論点はいくつかあるのですが、今回は教育の点に触れます。
大阪維新の会の教育基本条例案に期待する人は、本書の「第2章 教育がビジネスになる」の米国事例を参照してみると参考になるでしょう。
「落ちこぼれゼロ法」で市場原理主義的な教育改革が導入され、教師・生徒の双方において、逆説的にも”落ちこぼれ”が生まれてしまっている状況が、インタビューを通じて描かれます。章の最後では、日本でも同じような傾向にあることが指摘されます。

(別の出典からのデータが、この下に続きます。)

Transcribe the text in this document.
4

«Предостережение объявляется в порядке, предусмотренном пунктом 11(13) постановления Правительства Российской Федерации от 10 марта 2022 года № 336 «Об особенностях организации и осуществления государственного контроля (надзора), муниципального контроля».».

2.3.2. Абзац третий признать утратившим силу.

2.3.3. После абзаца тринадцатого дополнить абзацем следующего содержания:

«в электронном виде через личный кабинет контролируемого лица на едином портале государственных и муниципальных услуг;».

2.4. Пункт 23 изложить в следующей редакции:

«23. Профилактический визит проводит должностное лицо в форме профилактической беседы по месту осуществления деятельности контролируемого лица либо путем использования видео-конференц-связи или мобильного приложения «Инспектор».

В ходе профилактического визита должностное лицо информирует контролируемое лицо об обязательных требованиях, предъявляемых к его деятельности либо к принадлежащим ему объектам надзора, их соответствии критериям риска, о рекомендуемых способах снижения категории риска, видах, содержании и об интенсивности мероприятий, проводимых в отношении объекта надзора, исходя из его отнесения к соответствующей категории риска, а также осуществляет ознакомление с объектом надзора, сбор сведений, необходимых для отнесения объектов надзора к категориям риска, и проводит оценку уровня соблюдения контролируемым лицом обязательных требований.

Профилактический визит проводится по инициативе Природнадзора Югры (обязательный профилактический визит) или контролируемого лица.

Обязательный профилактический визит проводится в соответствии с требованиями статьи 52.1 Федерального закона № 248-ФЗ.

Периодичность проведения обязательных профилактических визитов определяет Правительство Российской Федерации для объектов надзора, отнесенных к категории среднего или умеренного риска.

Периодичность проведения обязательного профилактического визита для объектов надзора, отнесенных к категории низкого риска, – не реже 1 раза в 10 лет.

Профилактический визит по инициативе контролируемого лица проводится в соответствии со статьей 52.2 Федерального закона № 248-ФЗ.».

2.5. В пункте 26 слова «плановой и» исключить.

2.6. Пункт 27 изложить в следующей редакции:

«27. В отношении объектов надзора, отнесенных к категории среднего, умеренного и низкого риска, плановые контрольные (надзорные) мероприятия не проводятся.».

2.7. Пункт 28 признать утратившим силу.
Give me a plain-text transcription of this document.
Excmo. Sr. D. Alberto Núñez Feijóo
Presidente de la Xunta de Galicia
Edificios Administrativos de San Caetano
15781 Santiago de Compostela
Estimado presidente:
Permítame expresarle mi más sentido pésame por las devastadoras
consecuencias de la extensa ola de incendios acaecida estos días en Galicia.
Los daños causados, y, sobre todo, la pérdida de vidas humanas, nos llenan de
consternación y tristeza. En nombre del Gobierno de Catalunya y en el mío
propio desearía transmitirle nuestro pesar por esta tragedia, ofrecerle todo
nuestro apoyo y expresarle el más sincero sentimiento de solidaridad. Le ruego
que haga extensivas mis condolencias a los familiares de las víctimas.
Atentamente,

「金八先生」が流行った日本、我々が望むのはここで描かれているような教育の姿ではないはずです。予防策としては、競争に追われる教育改革ではない、もうひとつの教育改革を進めておくことでしょう。あるべき教育の姿に向けて常に改革を続け、市場原理主義的な教育改革に対抗する、といった方向性が必要なのではないかと考えます。成績以外の面の評価も大事にしつつも進学率を上げるための取り組みをするとか、社会情勢にあわせて給与を下げるとか。自ら変わっておかないと声の大きい人がそこにつけ込んできて、教育委員会悪いとか言い出し、支持を得ちゃうわけです。
もうひとつの教育改革をやっとかないと、日本も米国のような悲惨な姿になりかねないと思います。教育委員会や現場の教師たち、組合からの教育改革の構想を求めます。
オススメの一冊。
今年7冊目。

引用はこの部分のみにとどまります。